Now back to my super busy crazy life that I can not escape from {and don't actually want too}.

2 comments:

Heather said...

Just found your site while looking through Google Plus for GAPS diet and wanted to give you a bit of encouragement. My oldest had seizures (interestingly enough they got bad after we stopped the candida diet but we didn't realize that what she was doing before was seizures, just that she got weird( behavior issues plus what we now realize were blackout seizures) and vomited a lot in the night when she ate certain foods.

Anyway, we redid the candida diet then discovered the GAPS diet and she has not had a seizure since, and no longer gets the migraines/aura that she got right before even when exposed to the things that definitely triggered the seizures before. In fact, we have found that since she started the GAPS diet (only 3 months now started with intro) she is able to eat some of the foods she has always been allergic to and which, when she ate them she would be more sensitive to the seizure triggers (like camera flashes). In fact, at her piano recital she got flashed in the eye 15 times (she counted) and didn't even feel queasy which was amazing.

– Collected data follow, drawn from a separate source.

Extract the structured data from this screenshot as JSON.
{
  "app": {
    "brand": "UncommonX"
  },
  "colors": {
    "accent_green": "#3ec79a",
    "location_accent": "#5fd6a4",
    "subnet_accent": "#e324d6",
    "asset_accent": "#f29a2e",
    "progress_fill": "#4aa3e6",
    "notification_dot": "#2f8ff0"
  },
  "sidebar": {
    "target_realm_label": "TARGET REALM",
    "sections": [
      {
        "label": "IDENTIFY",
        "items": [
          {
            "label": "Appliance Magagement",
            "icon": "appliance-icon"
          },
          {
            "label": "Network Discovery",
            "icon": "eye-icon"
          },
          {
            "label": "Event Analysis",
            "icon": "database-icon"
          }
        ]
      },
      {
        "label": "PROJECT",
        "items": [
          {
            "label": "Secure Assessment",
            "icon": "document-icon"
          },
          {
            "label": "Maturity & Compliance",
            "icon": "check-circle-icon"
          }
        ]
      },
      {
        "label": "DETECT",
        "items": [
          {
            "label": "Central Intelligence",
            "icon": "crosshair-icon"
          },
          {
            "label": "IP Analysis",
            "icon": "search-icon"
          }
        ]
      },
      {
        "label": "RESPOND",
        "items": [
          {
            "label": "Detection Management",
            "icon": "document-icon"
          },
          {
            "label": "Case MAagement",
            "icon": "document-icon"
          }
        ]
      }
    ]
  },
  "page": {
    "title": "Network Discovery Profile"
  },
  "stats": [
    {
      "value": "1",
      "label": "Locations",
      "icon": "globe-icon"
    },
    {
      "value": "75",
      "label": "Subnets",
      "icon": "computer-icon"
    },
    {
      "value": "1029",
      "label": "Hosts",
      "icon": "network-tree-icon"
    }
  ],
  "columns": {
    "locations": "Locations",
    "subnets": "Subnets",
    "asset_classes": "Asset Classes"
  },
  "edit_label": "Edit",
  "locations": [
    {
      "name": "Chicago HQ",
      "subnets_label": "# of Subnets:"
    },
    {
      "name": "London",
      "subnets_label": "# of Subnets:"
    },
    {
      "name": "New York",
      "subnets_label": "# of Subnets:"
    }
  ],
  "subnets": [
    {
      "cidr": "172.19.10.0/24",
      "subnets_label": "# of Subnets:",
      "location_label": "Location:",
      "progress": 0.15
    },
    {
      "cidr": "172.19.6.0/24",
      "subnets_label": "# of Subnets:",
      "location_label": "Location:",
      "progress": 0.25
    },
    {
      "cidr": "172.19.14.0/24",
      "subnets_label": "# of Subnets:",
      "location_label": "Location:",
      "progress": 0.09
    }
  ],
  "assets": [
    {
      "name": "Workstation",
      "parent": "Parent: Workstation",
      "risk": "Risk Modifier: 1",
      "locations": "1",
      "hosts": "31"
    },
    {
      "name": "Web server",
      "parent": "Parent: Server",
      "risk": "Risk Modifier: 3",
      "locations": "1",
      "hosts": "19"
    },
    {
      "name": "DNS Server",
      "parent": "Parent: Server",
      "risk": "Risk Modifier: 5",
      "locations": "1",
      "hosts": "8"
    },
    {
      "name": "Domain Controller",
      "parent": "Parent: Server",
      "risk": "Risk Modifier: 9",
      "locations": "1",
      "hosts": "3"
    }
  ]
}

And the diet does get easier--especially as you are able to introduce more foods (for instance the kids LOVE being able to have honey and dairy now-- we have found that with raw milk dairy they are FINE in fact they feel better than before.) The kids still bug me about certain things but as they are seeing that they can now get away with their favorite foods more often they are pretty excited. It is always draining when first learning a diet but it really does get easier, especially once some of the cravings go away.

Iva said...

I am STILL crying about this milestone. Riah, we talk all the time about Addy's bravery and his miraculous recovery, but so often forget to mention that you and your dedication made it all possible. Your intuition, and the fact that you defended your intuition against the entire medical community over and over again is such an inspiration to me.
Your experience has been exhausting to say the least. When you are spent, lean on us that you have taught. We love you so much!!!